Hak: Can you share with us the support and help provided to frontline workers to cope with anxiety, fatigue and burnout?
Dr Jimenez: We recently launched an awareness campaign on staff mental health and well-being as part of our overall strategy to improve staff safety and well-being. There are cases of staff working overtime and suffering from burnout, fatigue and emotional distress, not only during this pandemic but also during normal times. We provide our staff with transportation as well as boarding and accommodation at the hospital for those who do not feel safe to go back to their families. We also ensure that we have available good quality PPEs for them to use and feel safe.
Hak: How to convince your management the benefits of investing in staff safety?
Dr Jimenez: We are advocacy of value-based healthcare, always striving to achieve better outcomes at lower costs for our patients. As we discussed earlier, health worker safety is directly linked to patient safety. An unsafe workplace is more likely to lead to the occurrence of adverse incidents, causing harm to patients and staff, disruption to operations and lost efficiency. There are various obvious and hidden costs of poor staff safety, including physical injuries, penalties, financial and reputational costs. We call these the costs of poor quality. By investing in staff safety and a safe workplace, we can reduce the costs of poor quality while ensuring desirable outcomes for patients.
Hak: How do you see the pandemic reshaping healthcare with technology and innovation?
Dr Jimenez: We have been planning to offer telehealth services for some time. The problem then was many physicians were not keen. In May this year and amidst the pandemic, we went ahead to launch a telehealth program call the “TeleCouncil”. We see a bright future for telehealth and are considering alternative solution platforms. From the quality and safety standpoint, there is a need to establish quality and safety protocols for telehealth. One of our priorities is to use technology to reduce medication errors. The process of medication administration is very tedious involving as many as 25 steps. We believe technology can greatly minimize medication variations and errors.
Hak: How does AHMC pay tributes to front liners for their dedication and sacrifices made in the fight against Covid-19?

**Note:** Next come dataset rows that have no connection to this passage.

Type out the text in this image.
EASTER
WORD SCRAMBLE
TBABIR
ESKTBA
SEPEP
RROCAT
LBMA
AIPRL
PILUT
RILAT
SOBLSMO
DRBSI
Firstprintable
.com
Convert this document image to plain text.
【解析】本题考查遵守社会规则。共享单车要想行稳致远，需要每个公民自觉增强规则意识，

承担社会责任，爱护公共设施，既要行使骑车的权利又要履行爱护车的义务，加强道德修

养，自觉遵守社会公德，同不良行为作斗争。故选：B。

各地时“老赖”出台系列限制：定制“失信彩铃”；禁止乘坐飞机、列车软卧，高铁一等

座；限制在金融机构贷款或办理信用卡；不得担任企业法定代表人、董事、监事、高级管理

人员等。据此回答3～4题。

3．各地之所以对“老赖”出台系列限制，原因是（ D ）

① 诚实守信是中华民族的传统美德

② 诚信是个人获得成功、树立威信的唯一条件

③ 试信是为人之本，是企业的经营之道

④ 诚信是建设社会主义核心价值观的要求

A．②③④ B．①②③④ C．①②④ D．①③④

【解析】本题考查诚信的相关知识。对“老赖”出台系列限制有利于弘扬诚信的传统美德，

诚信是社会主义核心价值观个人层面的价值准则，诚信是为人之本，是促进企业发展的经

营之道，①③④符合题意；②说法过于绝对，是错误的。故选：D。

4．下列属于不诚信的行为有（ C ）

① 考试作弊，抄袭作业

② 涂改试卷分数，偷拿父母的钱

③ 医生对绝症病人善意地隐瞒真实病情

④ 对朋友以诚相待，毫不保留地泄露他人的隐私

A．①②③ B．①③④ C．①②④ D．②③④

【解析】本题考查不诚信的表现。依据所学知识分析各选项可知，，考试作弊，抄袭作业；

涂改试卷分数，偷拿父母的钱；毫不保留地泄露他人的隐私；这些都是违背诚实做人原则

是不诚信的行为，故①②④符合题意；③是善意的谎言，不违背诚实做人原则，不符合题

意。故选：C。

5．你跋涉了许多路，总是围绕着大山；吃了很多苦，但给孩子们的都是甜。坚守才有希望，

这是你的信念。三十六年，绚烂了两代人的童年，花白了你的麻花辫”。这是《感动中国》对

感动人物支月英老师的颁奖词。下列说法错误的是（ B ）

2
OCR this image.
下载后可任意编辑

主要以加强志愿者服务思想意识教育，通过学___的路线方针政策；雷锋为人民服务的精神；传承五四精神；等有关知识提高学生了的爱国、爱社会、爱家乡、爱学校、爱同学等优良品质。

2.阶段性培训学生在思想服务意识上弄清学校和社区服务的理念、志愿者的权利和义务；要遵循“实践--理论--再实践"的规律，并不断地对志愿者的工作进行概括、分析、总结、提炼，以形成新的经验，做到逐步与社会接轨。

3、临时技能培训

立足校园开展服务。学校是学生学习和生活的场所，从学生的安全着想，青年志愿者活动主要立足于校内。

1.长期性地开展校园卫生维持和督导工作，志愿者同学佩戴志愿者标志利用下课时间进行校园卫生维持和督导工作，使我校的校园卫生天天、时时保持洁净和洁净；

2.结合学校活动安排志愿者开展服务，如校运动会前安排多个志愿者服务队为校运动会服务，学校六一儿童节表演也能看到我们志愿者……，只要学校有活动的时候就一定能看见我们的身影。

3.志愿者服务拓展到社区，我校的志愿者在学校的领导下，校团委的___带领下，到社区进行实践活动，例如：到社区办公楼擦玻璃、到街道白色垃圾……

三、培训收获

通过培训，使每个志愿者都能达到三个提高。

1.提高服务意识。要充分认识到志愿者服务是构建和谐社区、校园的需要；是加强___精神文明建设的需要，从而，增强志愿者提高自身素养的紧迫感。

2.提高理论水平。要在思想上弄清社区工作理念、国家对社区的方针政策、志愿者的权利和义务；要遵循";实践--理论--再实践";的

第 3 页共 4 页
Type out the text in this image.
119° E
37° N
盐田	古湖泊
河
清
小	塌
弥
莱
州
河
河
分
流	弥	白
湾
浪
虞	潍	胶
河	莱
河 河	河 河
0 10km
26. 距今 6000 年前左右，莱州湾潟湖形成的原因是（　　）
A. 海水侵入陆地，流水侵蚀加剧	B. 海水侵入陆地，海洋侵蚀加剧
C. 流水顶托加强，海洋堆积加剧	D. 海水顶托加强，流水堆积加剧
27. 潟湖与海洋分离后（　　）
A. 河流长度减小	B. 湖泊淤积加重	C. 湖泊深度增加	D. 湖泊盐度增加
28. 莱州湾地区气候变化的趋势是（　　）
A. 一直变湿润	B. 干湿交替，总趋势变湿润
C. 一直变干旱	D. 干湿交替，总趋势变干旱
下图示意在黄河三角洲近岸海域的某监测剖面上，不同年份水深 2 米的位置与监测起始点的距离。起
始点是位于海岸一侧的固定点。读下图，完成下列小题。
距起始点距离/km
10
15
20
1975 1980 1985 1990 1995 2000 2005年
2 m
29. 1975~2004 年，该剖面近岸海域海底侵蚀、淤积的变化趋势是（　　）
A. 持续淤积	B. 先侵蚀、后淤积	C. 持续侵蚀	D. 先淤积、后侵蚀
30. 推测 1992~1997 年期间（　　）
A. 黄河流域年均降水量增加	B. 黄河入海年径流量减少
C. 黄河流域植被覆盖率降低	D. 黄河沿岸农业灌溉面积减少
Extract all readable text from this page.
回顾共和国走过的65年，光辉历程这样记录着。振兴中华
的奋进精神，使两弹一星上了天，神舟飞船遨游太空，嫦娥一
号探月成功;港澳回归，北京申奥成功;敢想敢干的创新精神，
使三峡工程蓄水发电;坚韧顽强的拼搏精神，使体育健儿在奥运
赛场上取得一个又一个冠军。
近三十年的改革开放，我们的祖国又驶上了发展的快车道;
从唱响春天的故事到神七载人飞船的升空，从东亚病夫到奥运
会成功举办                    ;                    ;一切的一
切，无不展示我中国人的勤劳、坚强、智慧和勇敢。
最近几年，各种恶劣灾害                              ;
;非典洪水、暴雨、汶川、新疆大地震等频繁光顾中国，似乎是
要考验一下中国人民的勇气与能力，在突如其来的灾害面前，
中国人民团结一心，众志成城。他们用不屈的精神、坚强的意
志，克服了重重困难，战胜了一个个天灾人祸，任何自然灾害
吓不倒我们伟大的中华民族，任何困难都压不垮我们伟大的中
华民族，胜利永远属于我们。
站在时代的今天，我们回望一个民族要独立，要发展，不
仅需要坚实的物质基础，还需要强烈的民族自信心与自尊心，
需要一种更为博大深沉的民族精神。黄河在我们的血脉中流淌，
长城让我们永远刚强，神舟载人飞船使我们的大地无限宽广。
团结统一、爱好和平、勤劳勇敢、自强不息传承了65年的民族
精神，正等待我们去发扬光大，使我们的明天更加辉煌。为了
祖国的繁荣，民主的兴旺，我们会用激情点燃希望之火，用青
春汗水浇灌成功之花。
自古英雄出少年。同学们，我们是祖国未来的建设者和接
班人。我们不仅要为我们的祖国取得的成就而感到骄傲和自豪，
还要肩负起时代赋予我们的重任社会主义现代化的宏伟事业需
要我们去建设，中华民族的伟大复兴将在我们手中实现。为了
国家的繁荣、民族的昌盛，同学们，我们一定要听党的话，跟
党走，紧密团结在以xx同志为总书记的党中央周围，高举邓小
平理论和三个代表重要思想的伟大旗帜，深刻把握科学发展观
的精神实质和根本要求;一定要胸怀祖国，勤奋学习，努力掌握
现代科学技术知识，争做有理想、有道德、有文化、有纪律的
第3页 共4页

Dr Jimenez: We give awards and recognitions to our pandemic heroes and patient safety champs. Recognizing what they have done in front of the community in the WPSD webinar I mentioned earlier is a gratifying way of paying tributes to them. We are proud to have several physicians and patient safety champs serving as professional role models to the rest of the community. They go out of their way to serve, to report safety issues, to collaboratively work with other departments to do their part towards a better safety culture.
“Promoting patient safety is a multi-disciplinary collaborative effort.”
Hak: Can you share a lesson from the pandemic?
Dr Jimenez: If there is one other thing we learn from the pandemic, it is that promoting patient safety is a multi-disciplinary collaborative effort. The pandemic has helped all of us realise the importance of Information Technology, automation, online platforms to reach out to patients, in the provision of safe and quality care. We need to prioritise these and really focus on what we need most right now.
Hak: From how you describe your patient safety champs, they are all front liners, no less, in this fight against the pandemic. Thank you for sharing your insightful views that provides a good guidance to other hospitals in the community.